M nodded. “Haven’t we all.”
“Looks promising.” Q said, he dusted his fingers along his checked trousers.
And then Q found out what it actually meant, to put his spelled equipment in the hands of one of MI6’s many agents. And then he got to experience the joy that 007 was. It’s possible dinosaurs aren’t so stupid.
It’s also possible that Q would return to his books on dinosaurs and war tactics in order to understand his malfunctioning piece of agent.
Then one day, after Silva, there was no M, to advise and watch, and wait. There was only Mallory, and he had no experience with Bond, save for watching the agent come back broken, not necessarily repaired.
“Oh dear.” Q said, and his equipment in even worse disrepair.
Bond would return his equipment again and again. He would also return his body to MI6, again and again. Burnt and bitter as his returned equipment. Dinosaurs are especially rough on equipment, Q discovered.
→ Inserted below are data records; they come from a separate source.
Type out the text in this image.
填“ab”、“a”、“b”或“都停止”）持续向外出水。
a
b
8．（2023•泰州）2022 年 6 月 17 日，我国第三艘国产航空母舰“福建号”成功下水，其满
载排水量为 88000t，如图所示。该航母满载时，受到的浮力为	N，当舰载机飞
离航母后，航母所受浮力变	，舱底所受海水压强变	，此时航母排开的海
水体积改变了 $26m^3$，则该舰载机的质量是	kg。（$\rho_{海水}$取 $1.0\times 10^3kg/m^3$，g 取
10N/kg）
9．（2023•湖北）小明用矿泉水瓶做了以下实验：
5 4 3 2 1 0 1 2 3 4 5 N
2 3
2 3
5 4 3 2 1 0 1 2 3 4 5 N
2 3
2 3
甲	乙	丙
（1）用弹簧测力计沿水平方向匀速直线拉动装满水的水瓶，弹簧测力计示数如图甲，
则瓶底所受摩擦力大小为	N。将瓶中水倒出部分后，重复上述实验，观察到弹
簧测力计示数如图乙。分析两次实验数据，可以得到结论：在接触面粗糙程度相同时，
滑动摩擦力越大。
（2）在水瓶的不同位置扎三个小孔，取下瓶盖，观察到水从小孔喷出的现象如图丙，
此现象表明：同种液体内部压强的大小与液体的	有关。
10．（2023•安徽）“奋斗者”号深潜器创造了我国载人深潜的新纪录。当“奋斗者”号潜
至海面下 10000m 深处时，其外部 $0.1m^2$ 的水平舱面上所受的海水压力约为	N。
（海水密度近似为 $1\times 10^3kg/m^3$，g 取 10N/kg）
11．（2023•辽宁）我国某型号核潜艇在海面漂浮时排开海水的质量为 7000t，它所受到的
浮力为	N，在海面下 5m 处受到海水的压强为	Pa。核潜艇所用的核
At first, Bond used Q’s equipment with doubt, but they worked, until he needed them not to, so he applied his skill set of magic, to make them what he needed. Q wasn’t fond of his equipment being in Bond’s hands. Too often, the carefully crafted spells went awry.
“Dammit Bond.” Q’s voice would come over the comm line as something else was destroyed or used for another purpose than it was originally created. “Walthers are NOT for blowing up hallways!”
And Bond would smile at his trick, but he was alive, by his own means and Q’s...hijacked magic.
Q would sigh and carry away the cremated remains, those proud little soldiers had saved his agent, so he wasn’t too bothered.
Q’s magic though, was complicated and purposefully crafted to be exact. How much was the man like his spells? Curiosity entered Bond, like a hook into a fish, and he began to investigate, to poke and prod.
Find me...
Find me...
Find me...
He ignored the call and began to snoop and sneak and bother, if we’re calling a pot, a pot and a kettle, a kettle.
The Quartermaster would walk away, cradling and whispering terms of endearments to his unsalvageable equipment, said, saved agent would remain at his back, studying him.
Q would again study his books for answers to Bond and Bond would study the human factor of Q, to find his answers.